Mick Jackson’s film Denial is more than a dramatization of an actual libel trial. It is a primer on English libel law and the process of building a case, accompanied by a reminder of how ineffective such things can be against closed minds. Star Rachel Weisz describes Denial as a film about “the insanity of trying to put fact on trial”¹.
Jackson and David Hare, who wrote the script, keep their emphasis on the trial’s procedural aspects. Even if you already know the trial’s outcome, you will find yourself drawn into the process that led to it.

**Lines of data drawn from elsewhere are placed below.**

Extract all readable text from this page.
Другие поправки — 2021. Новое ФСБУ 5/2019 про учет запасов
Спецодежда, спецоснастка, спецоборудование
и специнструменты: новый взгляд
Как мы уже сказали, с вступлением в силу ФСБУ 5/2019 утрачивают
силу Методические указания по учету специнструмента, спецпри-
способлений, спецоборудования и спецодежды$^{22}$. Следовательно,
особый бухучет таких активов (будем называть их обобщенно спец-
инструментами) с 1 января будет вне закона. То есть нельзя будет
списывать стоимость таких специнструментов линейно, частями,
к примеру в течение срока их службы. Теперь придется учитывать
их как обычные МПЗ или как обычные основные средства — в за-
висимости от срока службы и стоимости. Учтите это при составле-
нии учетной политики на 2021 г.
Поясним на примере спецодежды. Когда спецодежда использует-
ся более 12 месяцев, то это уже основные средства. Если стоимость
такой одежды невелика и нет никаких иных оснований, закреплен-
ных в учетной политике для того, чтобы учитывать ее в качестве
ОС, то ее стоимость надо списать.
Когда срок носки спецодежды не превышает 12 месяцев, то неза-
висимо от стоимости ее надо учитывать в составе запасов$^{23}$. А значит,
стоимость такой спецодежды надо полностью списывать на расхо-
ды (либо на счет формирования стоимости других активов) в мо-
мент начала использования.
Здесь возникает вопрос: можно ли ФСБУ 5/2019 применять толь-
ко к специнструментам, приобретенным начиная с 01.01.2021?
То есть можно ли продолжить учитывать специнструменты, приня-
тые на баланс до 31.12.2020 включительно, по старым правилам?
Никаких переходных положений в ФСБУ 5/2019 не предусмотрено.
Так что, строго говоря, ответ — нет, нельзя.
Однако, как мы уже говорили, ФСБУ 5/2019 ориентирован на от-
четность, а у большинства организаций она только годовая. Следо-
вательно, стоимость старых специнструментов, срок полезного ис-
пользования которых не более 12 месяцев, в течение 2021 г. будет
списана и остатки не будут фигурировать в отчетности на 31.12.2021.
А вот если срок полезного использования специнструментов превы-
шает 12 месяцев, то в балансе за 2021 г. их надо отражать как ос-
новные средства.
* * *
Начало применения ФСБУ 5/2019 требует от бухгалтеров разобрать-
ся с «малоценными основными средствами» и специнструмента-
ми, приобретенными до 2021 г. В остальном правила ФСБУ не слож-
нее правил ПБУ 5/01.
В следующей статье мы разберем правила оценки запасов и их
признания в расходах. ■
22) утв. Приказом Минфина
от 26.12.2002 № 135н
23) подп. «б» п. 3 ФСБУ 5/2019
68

It is also very likely that you will note similarities between this case and the current political climate.
The film opens in 1994, and Lipstadt (Ms. Weisz) teaches Jewish studies at Atlanta’s Emory University. David Irving (a creepy Timothy Spall), whom Lipstadt called a Holocaust denier in her recent book, interrupts the lecture. He offers a thousand dollars to anyone who can prove the Holocaust actually happened. Lipstadt throws him out of her class.
Two years pass, and Lipstadt receives a letter from England. Irving is suing her for libel, claiming she has ruined his career. Lipstadt decides to fight rather than settle out of court, little realizing how difficult this will be. Under English law, burden of proof rests with the defendant. Lipstadt and her team must prove the Holocaust actually happened.
That is not the only complication. Irving chooses to represent himself at the trial. As a result, Lipstadt’s team will not allow witnesses from concentration camps and forbid Lipstadt to testify. For the outspoken Lipstadt, staying quiet is torture. She also has difficulty trusting Rampling and the others, even though she has no alternative.
The growing relationship between Lipstadt and Rampling (platonic, by the way) is critical to keeping the audience invested in this film. Denial pulls this off, thanks largely to a multi-dimensional portrait by Tom Wilkinson. That is not to diminish the performance by Rachel Weisz- I simply feel the script gave her fewer opportunities.
I thought one development in the third act misplaced, rather an obvious attempt to ramp up suspense. Overall, though, I found the narrative flowed well. That came as a welcome surprise, considering how much the film downplayed dramatic conventions in favor of legal procedure.
A word of warning about Denial: Seeing this film may lead to thinking.